Говоря эти слова, Брессак закрыв двери и окна, затем, приблизившись к кровати, на которой после утомительных «^утренних хлопот, связанных с религиозными церемониями, отдыхала его мать, грубо схватил ее, приказал Жозефу крепко держать ее за руки и, спустив с себя панталоны, подставил свой зад содомитскому натиску Жасмина.
— Следите, мадам, — приговаривал негодяй, — внимательно следите за всеми движениями, умоляю вас… смотрите, в какой экстаз погружает меня мой любовник… смотрите, какой твердый у него член… Но погодите, пусть Жозеф держит вас одной рукой, а другой помассирует меня и исторгнет мою сперму на ваши костлявые бедра; она зальет вас, мадам, зальет с головы до ног и напомнит вам то счастливое время, когда мой глубокоуважаемый отец сбрасывал в ваше нутро свое семя… Что я вижу, Жюстина! Ты отворачиваешься? А ну-ка подойди к своей госпоже и придержи ее, помоги Жозефу.

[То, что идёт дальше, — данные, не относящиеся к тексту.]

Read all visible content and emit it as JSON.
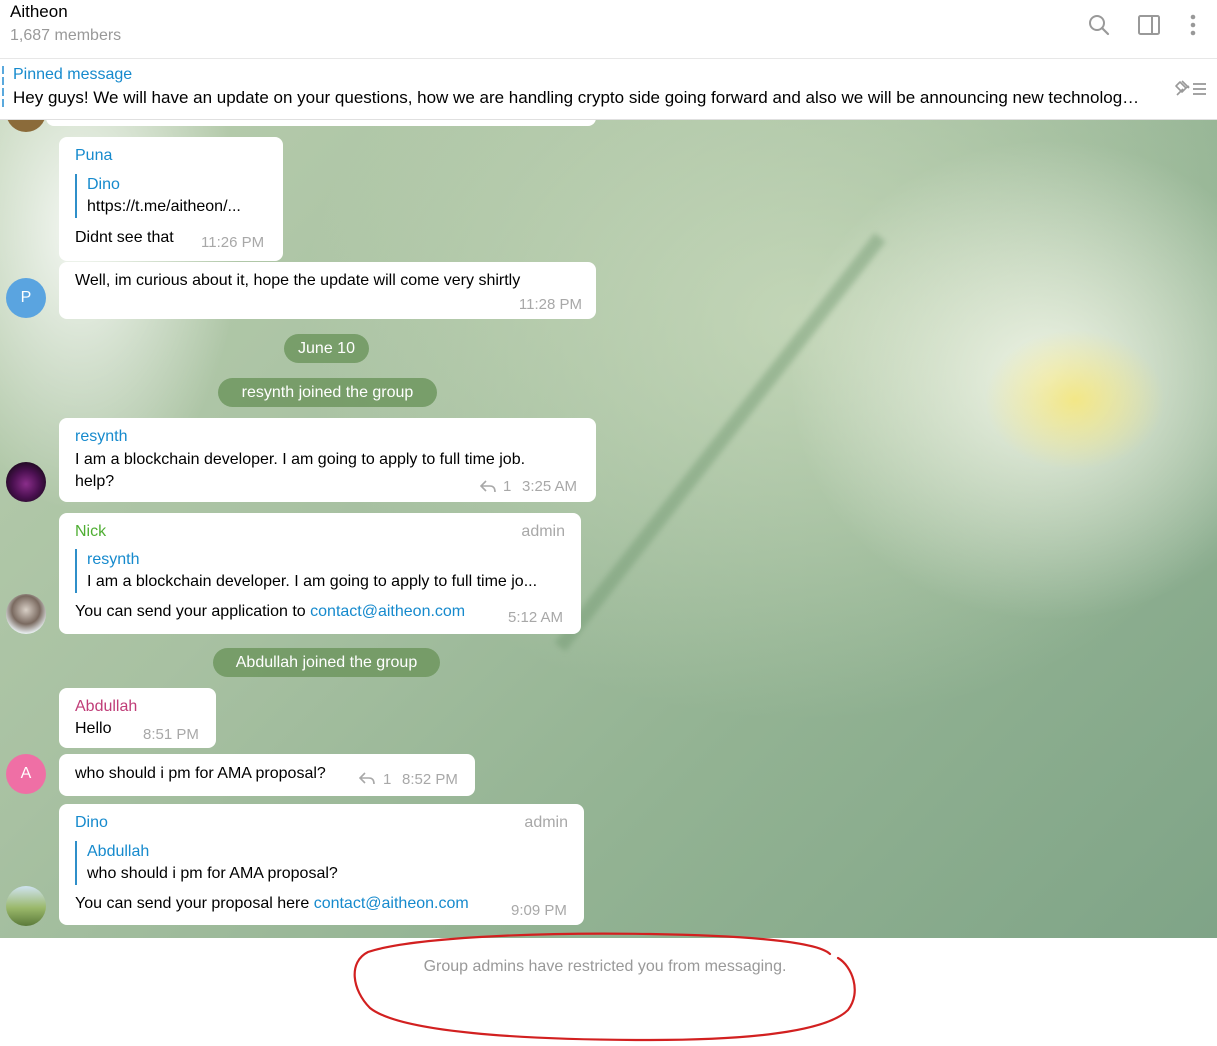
{
  "header": {
    "title": "Aitheon",
    "members": "1,687 members",
    "icons": [
      "search-icon",
      "sidebar-toggle-icon",
      "more-vert-icon"
    ]
  },
  "pinned": {
    "label": "Pinned message",
    "text": "Hey guys! We will have an update on your questions, how we are handling crypto side going forward and also we will be announcing new technology ...",
    "icon": "unpin-list-icon"
  },
  "messages": {
    "puna": {
      "sender": "Puna",
      "reply_name": "Dino",
      "reply_text": "https://t.me/aitheon/...",
      "text": "Didnt see that",
      "time": "11:26 PM"
    },
    "puna2": {
      "text": "Well, im curious about it, hope the update will come very shirtly",
      "time": "11:28 PM",
      "avatar_letter": "P"
    },
    "date_sep": "June 10",
    "join1": "resynth joined the group",
    "resynth": {
      "sender": "resynth",
      "text_line1": "I am a blockchain developer. I am going to apply to full time job.",
      "text_line2": "help?",
      "reply_count": "1",
      "time": "3:25 AM"
    },
    "nick": {
      "sender": "Nick",
      "badge": "admin",
      "reply_name": "resynth",
      "reply_text": "I am a blockchain developer. I am going to apply to full time jo...",
      "text": "You can send your application to ",
      "link": "contact@aitheon.com",
      "time": "5:12 AM"
    },
    "join2": "Abdullah joined the group",
    "abdullah": {
      "sender": "Abdullah",
      "text": "Hello",
      "time": "8:51 PM"
    },
    "abdullah2": {
      "text": "who should i pm for AMA proposal?",
      "reply_count": "1",
      "time": "8:52 PM",
      "avatar_letter": "A"
    },
    "dino": {
      "sender": "Dino",
      "badge": "admin",
      "reply_name": "Abdullah",
      "reply_text": "who should i pm for AMA proposal?",
      "text": "You can send your proposal here ",
      "link": "contact@aitheon.com",
      "time": "9:09 PM"
    }
  },
  "footer": {
    "restriction": "Group admins have restricted you from messaging."
  },
  "colors": {
    "link": "#168acd",
    "nick_name": "#4fae33",
    "abdullah_name": "#c03d78",
    "annotation": "#d22020",
    "avatar_p": "#5aa4e0",
    "avatar_a": "#ef6fa5"
  }
}
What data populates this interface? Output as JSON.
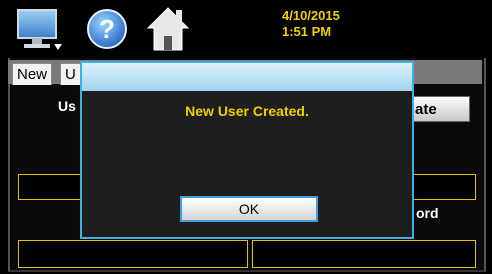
{
  "topbar": {
    "date": "4/10/2015",
    "time": "1:51 PM",
    "icons": [
      "monitor-icon",
      "help-icon",
      "home-icon"
    ]
  },
  "tabs": [
    {
      "label": "New"
    },
    {
      "label": "U"
    }
  ],
  "background": {
    "user_label_partial": "Us",
    "action_button_partial": "ate",
    "password_label_partial": "ord"
  },
  "dialog": {
    "message": "New User Created.",
    "ok_label": "OK"
  },
  "colors": {
    "accent_yellow": "#f0d000",
    "dialog_border": "#3fb0e0",
    "field_border": "#e0c000"
  }
}
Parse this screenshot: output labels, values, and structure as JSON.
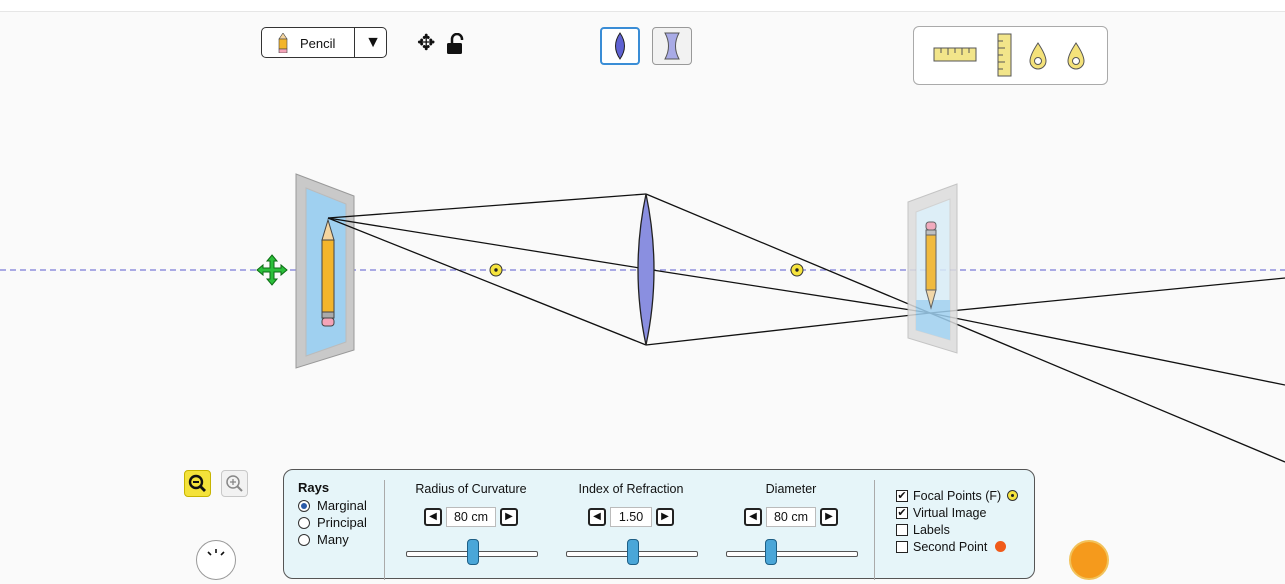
{
  "object_selector": {
    "selected": "Pencil",
    "arrow": "▼"
  },
  "lens_types": [
    "converging-lens",
    "diverging-lens"
  ],
  "tools": [
    "horizontal-ruler",
    "vertical-ruler",
    "light-source-1",
    "light-source-2"
  ],
  "panel": {
    "rays": {
      "title": "Rays",
      "options": [
        {
          "label": "Marginal",
          "selected": true
        },
        {
          "label": "Principal",
          "selected": false
        },
        {
          "label": "Many",
          "selected": false
        }
      ]
    },
    "controls": [
      {
        "title": "Radius of Curvature",
        "value": "80 cm"
      },
      {
        "title": "Index of Refraction",
        "value": "1.50"
      },
      {
        "title": "Diameter",
        "value": "80 cm"
      }
    ],
    "checkboxes": [
      {
        "label": "Focal Points (F)",
        "checked": true
      },
      {
        "label": "Virtual Image",
        "checked": true
      },
      {
        "label": "Labels",
        "checked": false
      },
      {
        "label": "Second Point",
        "checked": false
      }
    ]
  },
  "colors": {
    "accent": "#3a8dd6",
    "focal_point": "#f6e43d",
    "lens": "#8a8fe0",
    "axis": "#7b7bd6",
    "reset": "#f59a1c"
  }
}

Нелегко описать все чувства, которыми были охвачены в те минуты наши персонажи. Несчастная Жюстина плакала, исполняя приказание; мадам де Брессак задыхалась от негодования; Жозеф, подстегиваемый похотью, дал полную свободу своему чудовищному члену, который только и ждал момента, чтобы забраться в свободное отверстие;
Жасмин сношался как античный бог, а коварный Брессак, упиваясь слезами матери, готовился залить ее спермой.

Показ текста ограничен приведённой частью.